Once Upon a Quantum Symmetry: Science and Cinema
    Presented by Sundance Institute and the Alfred P. Sloan Foundation
    Tuesday, January 22, 2:30 p.m.
    Egyptian Theatre, Park City
    #Sloan
    Ticket required

    Ever since Méliès shot a rocket to the moon, cinema has had a wondrous fascination with science and technology. Movies can show us the working science of today, and with surprising prescience, the science of tomorrow. During our ten-year collaboration with the Alfred P. Sloan Foundation, which aims to encourage more realistic and compelling stories about science and technology themes and characters, we’ve traveled from synapses in the brain to distant galaxies – hitting different corners of spacetime along the way, and proving that both scientists and filmmakers are creative, imaginative, speculative, and adventurous.

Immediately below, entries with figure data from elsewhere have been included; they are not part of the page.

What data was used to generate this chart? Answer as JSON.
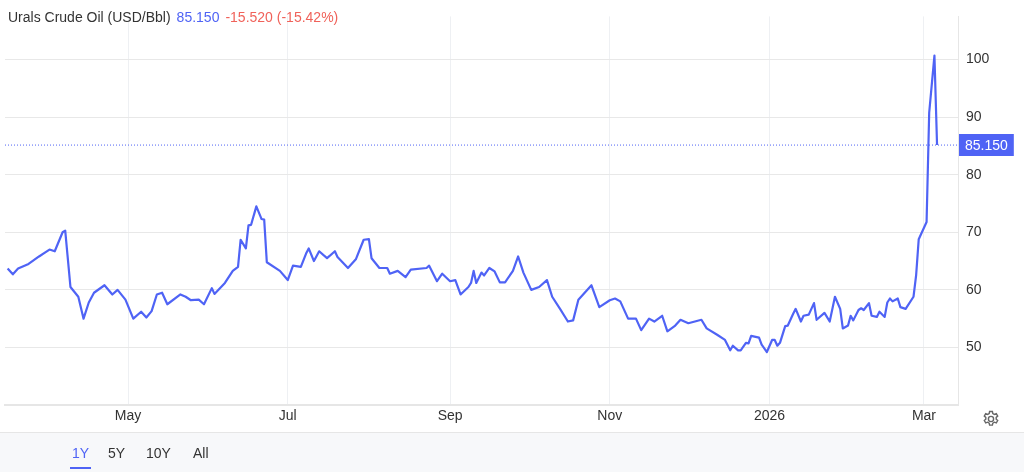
{
  "chart_data": {
    "type": "line",
    "title": "Urals Crude Oil (USD/Bbl)",
    "annotations": [
      "85.150",
      "-15.520 (-15.42%)",
      "1Y",
      "5Y",
      "10Y",
      "All"
    ],
    "x": [
      "2025-03-16",
      "2025-03-18",
      "2025-03-20",
      "2025-03-24",
      "2025-03-28",
      "2025-04-01",
      "2025-04-03",
      "2025-04-06",
      "2025-04-07",
      "2025-04-09",
      "2025-04-12",
      "2025-04-14",
      "2025-04-16",
      "2025-04-18",
      "2025-04-22",
      "2025-04-25",
      "2025-04-27",
      "2025-04-30",
      "2025-05-03",
      "2025-05-06",
      "2025-05-08",
      "2025-05-10",
      "2025-05-12",
      "2025-05-14",
      "2025-05-16",
      "2025-05-21",
      "2025-05-23",
      "2025-05-25",
      "2025-05-28",
      "2025-05-30",
      "2025-06-02",
      "2025-06-03",
      "2025-06-07",
      "2025-06-10",
      "2025-06-12",
      "2025-06-13",
      "2025-06-15",
      "2025-06-16",
      "2025-06-17",
      "2025-06-19",
      "2025-06-21",
      "2025-06-22",
      "2025-06-23",
      "2025-06-28",
      "2025-07-01",
      "2025-07-03",
      "2025-07-06",
      "2025-07-08",
      "2025-07-09",
      "2025-07-11",
      "2025-07-13",
      "2025-07-16",
      "2025-07-19",
      "2025-07-20",
      "2025-07-24",
      "2025-07-27",
      "2025-07-30",
      "2025-08-01",
      "2025-08-02",
      "2025-08-05",
      "2025-08-08",
      "2025-08-09",
      "2025-08-12",
      "2025-08-15",
      "2025-08-17",
      "2025-08-23",
      "2025-08-24",
      "2025-08-27",
      "2025-08-29",
      "2025-09-01",
      "2025-09-03",
      "2025-09-05",
      "2025-09-08",
      "2025-09-09",
      "2025-09-10",
      "2025-09-11",
      "2025-09-13",
      "2025-09-14",
      "2025-09-16",
      "2025-09-18",
      "2025-09-20",
      "2025-09-22",
      "2025-09-25",
      "2025-09-27",
      "2025-09-29",
      "2025-10-02",
      "2025-10-05",
      "2025-10-08",
      "2025-10-10",
      "2025-10-13",
      "2025-10-16",
      "2025-10-18",
      "2025-10-20",
      "2025-10-25",
      "2025-10-28",
      "2025-11-01",
      "2025-11-03",
      "2025-11-05",
      "2025-11-08",
      "2025-11-11",
      "2025-11-13",
      "2025-11-16",
      "2025-11-18",
      "2025-11-21",
      "2025-11-23",
      "2025-11-26",
      "2025-11-28",
      "2025-12-01",
      "2025-12-06",
      "2025-12-08",
      "2025-12-12",
      "2025-12-15",
      "2025-12-17",
      "2025-12-18",
      "2025-12-20",
      "2025-12-21",
      "2025-12-23",
      "2025-12-24",
      "2025-12-25",
      "2025-12-28",
      "2025-12-29",
      "2025-12-31",
      "2026-01-02",
      "2026-01-03",
      "2026-01-04",
      "2026-01-05",
      "2026-01-07",
      "2026-01-08",
      "2026-01-10",
      "2026-01-11",
      "2026-01-13",
      "2026-01-14",
      "2026-01-16",
      "2026-01-18",
      "2026-01-19",
      "2026-01-22",
      "2026-01-24",
      "2026-01-26",
      "2026-01-28",
      "2026-01-29",
      "2026-01-31",
      "2026-02-01",
      "2026-02-02",
      "2026-02-04",
      "2026-02-05",
      "2026-02-06",
      "2026-02-08",
      "2026-02-09",
      "2026-02-11",
      "2026-02-12",
      "2026-02-14",
      "2026-02-15",
      "2026-02-16",
      "2026-02-17",
      "2026-02-19",
      "2026-02-20",
      "2026-02-22",
      "2026-02-25",
      "2026-02-26",
      "2026-02-27",
      "2026-03-02",
      "2026-03-03",
      "2026-03-05",
      "2026-03-06"
    ],
    "series": [
      {
        "color": "#4f63f5",
        "values": [
          63.7,
          62.7,
          63.7,
          64.5,
          65.8,
          67,
          66.7,
          70,
          70.3,
          60.5,
          58.8,
          55,
          57.8,
          59.5,
          60.8,
          59.2,
          60,
          58.3,
          55,
          56.2,
          55.2,
          56.3,
          59.2,
          59.5,
          57.5,
          59.2,
          58.8,
          58.2,
          58.3,
          57.5,
          60.3,
          59.3,
          61.2,
          63.3,
          64,
          68.7,
          67.2,
          71.2,
          71.3,
          74.5,
          72.3,
          72.2,
          64.8,
          63.3,
          61.7,
          64.2,
          64,
          66.3,
          67.2,
          65,
          66.7,
          65.5,
          66.7,
          65.7,
          63.8,
          65.3,
          68.7,
          68.8,
          65.5,
          63.8,
          63.8,
          62.8,
          63.3,
          62.2,
          63.5,
          63.8,
          64.2,
          61.5,
          62.8,
          61.5,
          61.7,
          59.2,
          60.5,
          61.2,
          63.3,
          61.2,
          63,
          62.5,
          63.8,
          63.2,
          61.3,
          61.3,
          63.3,
          65.8,
          63,
          60,
          60.5,
          61.7,
          58.8,
          56.7,
          54.5,
          54.7,
          58.3,
          60.8,
          57,
          58.2,
          58.5,
          58,
          55,
          55,
          53,
          55,
          54.5,
          55.5,
          52.8,
          53.8,
          54.8,
          54.2,
          54.8,
          53.3,
          52.2,
          51.3,
          49.5,
          50.3,
          49.5,
          49.5,
          50.8,
          50.7,
          52,
          51.7,
          50.5,
          49.2,
          51.3,
          51.3,
          50.3,
          50.8,
          53.7,
          53.8,
          55.8,
          56.7,
          54.5,
          55.5,
          55.7,
          57.7,
          54.8,
          56,
          54.5,
          58.8,
          56.7,
          53.3,
          53.8,
          55.5,
          54.7,
          56.5,
          56.8,
          56.5,
          57.7,
          55.5,
          55.3,
          56.2,
          55.3,
          57.8,
          58.5,
          58,
          58.5,
          57,
          56.7,
          58.8,
          62.5,
          68.8,
          71.8,
          90.8,
          100.7,
          85.15
        ]
      }
    ],
    "xlim": [
      "2025-03-15",
      "2026-03-14"
    ],
    "xticks": [
      {
        "value": "2025-05-01",
        "label": "May"
      },
      {
        "value": "2025-07-01",
        "label": "Jul"
      },
      {
        "value": "2025-09-01",
        "label": "Sep"
      },
      {
        "value": "2025-11-01",
        "label": "Nov"
      },
      {
        "value": "2026-01-01",
        "label": "2026"
      },
      {
        "value": "2026-03-01",
        "label": "Mar"
      }
    ],
    "ylim": [
      40,
      107.5
    ],
    "yticks": [
      50,
      60,
      70,
      80,
      90,
      100
    ],
    "ref_lines": [
      {
        "axis": "y",
        "value": 85.15,
        "label": "85.150",
        "color": "#4f63f5",
        "line_style": "dotted"
      }
    ],
    "grid": true,
    "legend": false,
    "marker": "none",
    "line_style": "solid"
  }
}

    Join Jon Amiel (Creation, Sommersby, Entrapment), Scott Burns (writer, Contagion, Pu-239, The Informant and producer An Inconvenient Truth), Dr. André FentonDr. Lisa Randall (Frank B. Baird, Jr., Professor of Science, Harvard University, author of Knocking on Heaven’s Door: How Physics and Scientific Thinking Illuminate the Universe and the Modern World) with moderator Paula Apsell (Senior Executive Producer, Nova and Nova ScienceNow, Director, WGBH Science Unit) as we continue the journey.

    Jon Amiel is an English film director who has worked in film and television in both the UK and the US. After studies in English literature, Amiel graduated from Cambridge University and ran the Oxford and Cambridge Shakespeare Company, which often toured the USA. He worked as a story editor at BBC before directing the critically-acclaimed TV series The Singing Detective. He has directed for TV and film, and is currently in production on his latest feature film.